THE FIRST AFRICAN AMERICAN PRESIDENT:

Bush's enduring legacy in Africa (Andrew Natsios, September 4, 2008, Boston Globe)

In Sudan, the United States played a central role as peacemaker in ending a 20-year civil war between the Arab north and African south, which killed 2 million people.

It was the Bush administration that first raised the alarm about the atrocities in Darfur, organized a massive humanitarian relief effort to save people in the displaced camps, and rallied an international coalition to send peacekeeping troops to restore order through the United Nations and the African Union.

While the civil war continues, casualties have declined and people are being fed by aid agencies, thanks to US government generosity, which may explain why Bush is so popular among the Africans in the camps. America has played an important role as mediator in Burundi, Liberia, Northern Uganda, Sierra Leone, and the Democratic Republic of the Congo after civil wars devastated all five countries. Administration policy in Africa has not been without its failures: its military campaign in Somalia has been an embarrassment, putting vulnerable people at risk.
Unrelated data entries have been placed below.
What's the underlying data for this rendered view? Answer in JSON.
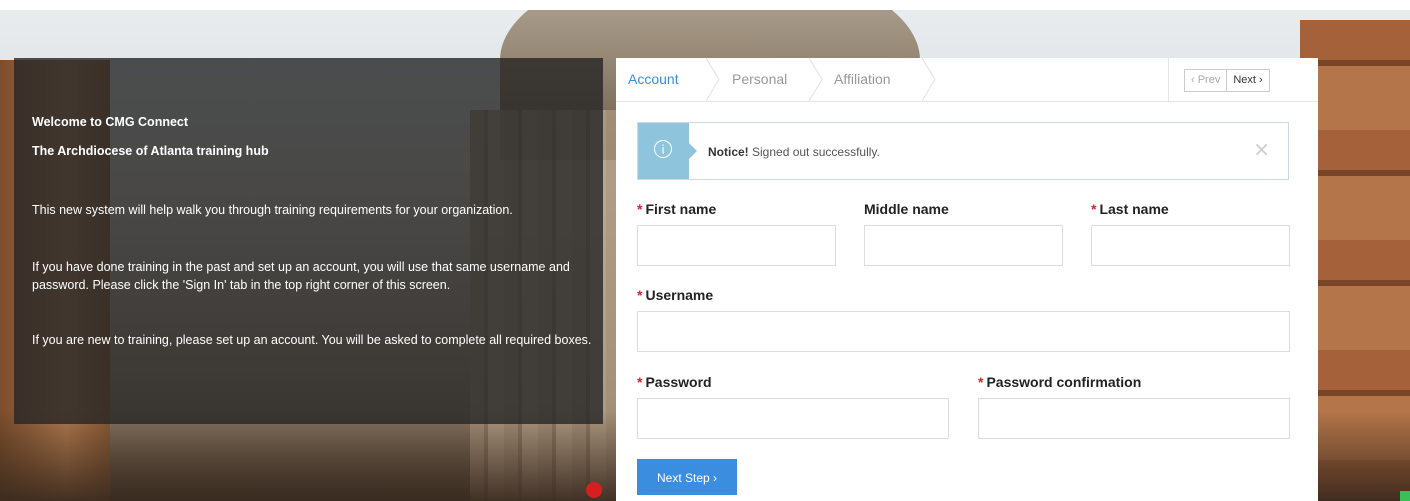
{
  "info": {
    "title": "Welcome to CMG Connect",
    "subtitle": "The Archdiocese of Atlanta training hub",
    "p1": "This new system will help walk you through training requirements for your organization.",
    "p2": "If you have done training in the past and set up an account, you will use that same username and password.  Please click the 'Sign In' tab in the top right corner of this screen.",
    "p3": "If you are new to training, please set up an account.  You will be asked to complete all required boxes."
  },
  "tabs": [
    {
      "label": "Account",
      "active": true
    },
    {
      "label": "Personal",
      "active": false
    },
    {
      "label": "Affiliation",
      "active": false
    }
  ],
  "pager": {
    "prev": "‹  Prev",
    "next": "Next  ›"
  },
  "notice": {
    "strong": "Notice!",
    "text": " Signed out successfully.",
    "icon": "info-icon",
    "close": "×"
  },
  "form": {
    "required_mark": "*",
    "first_name": {
      "label": "First name",
      "value": ""
    },
    "middle_name": {
      "label": "Middle name",
      "value": ""
    },
    "last_name": {
      "label": "Last name",
      "value": ""
    },
    "username": {
      "label": "Username",
      "value": ""
    },
    "password": {
      "label": "Password",
      "value": ""
    },
    "password_confirmation": {
      "label": "Password confirmation",
      "value": ""
    },
    "next_step": "Next Step  ›"
  },
  "colors": {
    "accent": "#3b8de0",
    "required": "#d9232d",
    "notice": "#8fc4dd"
  }
}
However important these diplomatic efforts may be, Bush's enduring legacy in Africa rests on humanitarian and economic, not political, foundations. More than anything else it has been the revolution in the US government's development assistance that is responsible for Bush's popularity.

The Bush administration doubled foreign aid worldwide over the past eight years, the largest increase since the Truman administration, and used it to encourage poor countries to undertake political and economic reform.


When the Left talks about "restoring" our place in the world they're just talking about the opinion of white European intellectuals.